Upon opening the gate, she saw candles, roses, happy smiles from their friends and the videographer capturing every moment.
“I screamed a lot, and ran back into the house in disbelief,” she says.
“On returning, Josh kept pushing me towards Walter who was on one knee with a ring in his hands. After a few minutes, I said, “Yes”, we hugged and then we went to Nexus bar to celebrate the proposal,” she shares excitedly.
Leticia adds that he did beyond what she expected; giving her what she wanted.
“I would not have asked for any other proposal setup. It was simple and unique and that is who we are; we love simplicity but excellent things. Walking out of the house and finding Walter on one knee with friends around was everything,” she says with a smile.
Walter says the most expensive item of the proposal was the engagement ring, which cost him Shs1.25m but the most beautiful thing was the bouquet of thousands of roses.
“Nonetheless, nothing beat the fact that Leticia was so happy, excited and overjoyed because she did not expect it at that time,” he smiles.
While they have solved the internal battles, they are faced with a challenge of Walter’s photography being misunderstood by society.
“Walter is the only Afro-centric photographer I know and the aim is to showcase the African woman. Our purpose is to preserve the African culture and sell it to the rest of the world through photographic interpretation. However, many do not see good in this,” Leticia shares.
Despite being misunderstood, Walter says people in the diaspora appreciate it so much and it inspires to keep going.
They say they pray about it all.
“God has always been at the centre of our lives and everything we do. We pray for everything because God is everything to us. There has also been a big difference ever since I got the Abryanz Style and Fashion Awards and two other international awards for best Fashion Photographer Africa,” he shares.
The couple enjoys visiting people and giving people hope and Walter sums it up saying, “Marrying my best friend has made me grow as a man and as a photographer. God has really blessed us and opened great doors for my family and Walter photography.”
Negatives vs positives
It has not always rosy because to start with, Leticia had an early 8am to 5pm job thus leaving home so early to beat traffic yet Walter was a late riser.
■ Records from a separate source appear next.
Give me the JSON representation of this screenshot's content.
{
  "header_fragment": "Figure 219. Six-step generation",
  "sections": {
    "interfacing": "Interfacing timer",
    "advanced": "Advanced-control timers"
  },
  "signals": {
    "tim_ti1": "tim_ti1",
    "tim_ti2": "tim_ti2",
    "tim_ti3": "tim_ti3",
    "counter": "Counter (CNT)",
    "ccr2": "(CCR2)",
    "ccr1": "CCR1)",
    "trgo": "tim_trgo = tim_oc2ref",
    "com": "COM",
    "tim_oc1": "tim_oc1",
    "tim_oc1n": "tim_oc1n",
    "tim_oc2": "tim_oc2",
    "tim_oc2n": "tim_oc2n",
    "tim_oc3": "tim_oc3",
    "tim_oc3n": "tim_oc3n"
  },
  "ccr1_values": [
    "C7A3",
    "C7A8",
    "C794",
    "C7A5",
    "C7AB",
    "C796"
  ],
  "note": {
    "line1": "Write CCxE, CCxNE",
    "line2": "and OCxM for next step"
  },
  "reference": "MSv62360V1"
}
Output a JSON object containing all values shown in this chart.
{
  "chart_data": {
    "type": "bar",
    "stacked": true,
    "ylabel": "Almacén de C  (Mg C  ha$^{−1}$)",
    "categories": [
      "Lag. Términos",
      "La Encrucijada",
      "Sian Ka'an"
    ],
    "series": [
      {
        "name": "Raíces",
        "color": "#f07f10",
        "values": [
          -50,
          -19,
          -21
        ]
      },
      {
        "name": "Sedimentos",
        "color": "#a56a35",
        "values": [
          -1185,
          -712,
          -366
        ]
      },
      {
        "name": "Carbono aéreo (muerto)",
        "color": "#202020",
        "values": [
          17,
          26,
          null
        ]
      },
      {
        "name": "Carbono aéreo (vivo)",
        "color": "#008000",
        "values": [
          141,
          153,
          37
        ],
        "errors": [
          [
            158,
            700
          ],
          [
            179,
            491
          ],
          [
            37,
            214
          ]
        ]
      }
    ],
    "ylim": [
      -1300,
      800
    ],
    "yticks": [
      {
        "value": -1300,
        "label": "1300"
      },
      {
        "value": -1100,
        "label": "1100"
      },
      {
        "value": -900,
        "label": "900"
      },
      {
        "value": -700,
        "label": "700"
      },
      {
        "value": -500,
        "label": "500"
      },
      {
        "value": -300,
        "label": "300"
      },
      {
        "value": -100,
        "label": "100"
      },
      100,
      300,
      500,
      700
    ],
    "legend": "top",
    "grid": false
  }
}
“She always wanted me to wake up at the same time with her which infuriated me. Secondly, both of us had different ways of doing things and detested the other’s way. Moreover, Leticia was more business minded, more organised, concerned about life, and very strict about the way I talked and interacted with people, and handled my work,” he says.
“For instance, if we went out, I had to act a certain way because she believed I was a key person in life yet I had never seen that in me. She always told me, ‘You are a king, and kings do not do this and that’. It was so nagging and I hated it so much,” Walter complains.
To resolve the problem, Leticia came up with a suggestion, which Walter accepted - get a paper and both write what they do not like about each other and what they like.
“The negatives were more than the positives so each person read their paper to the other while listening carefully and asking questions where the person did not understand. We also talked about the do’s and don’ts we had written and then decided that both of us focus on the good things we love rather than what we do not like about each other. This helped us know more about ourselves in person and as a couple which has allowed for more joy in our lives,” she says.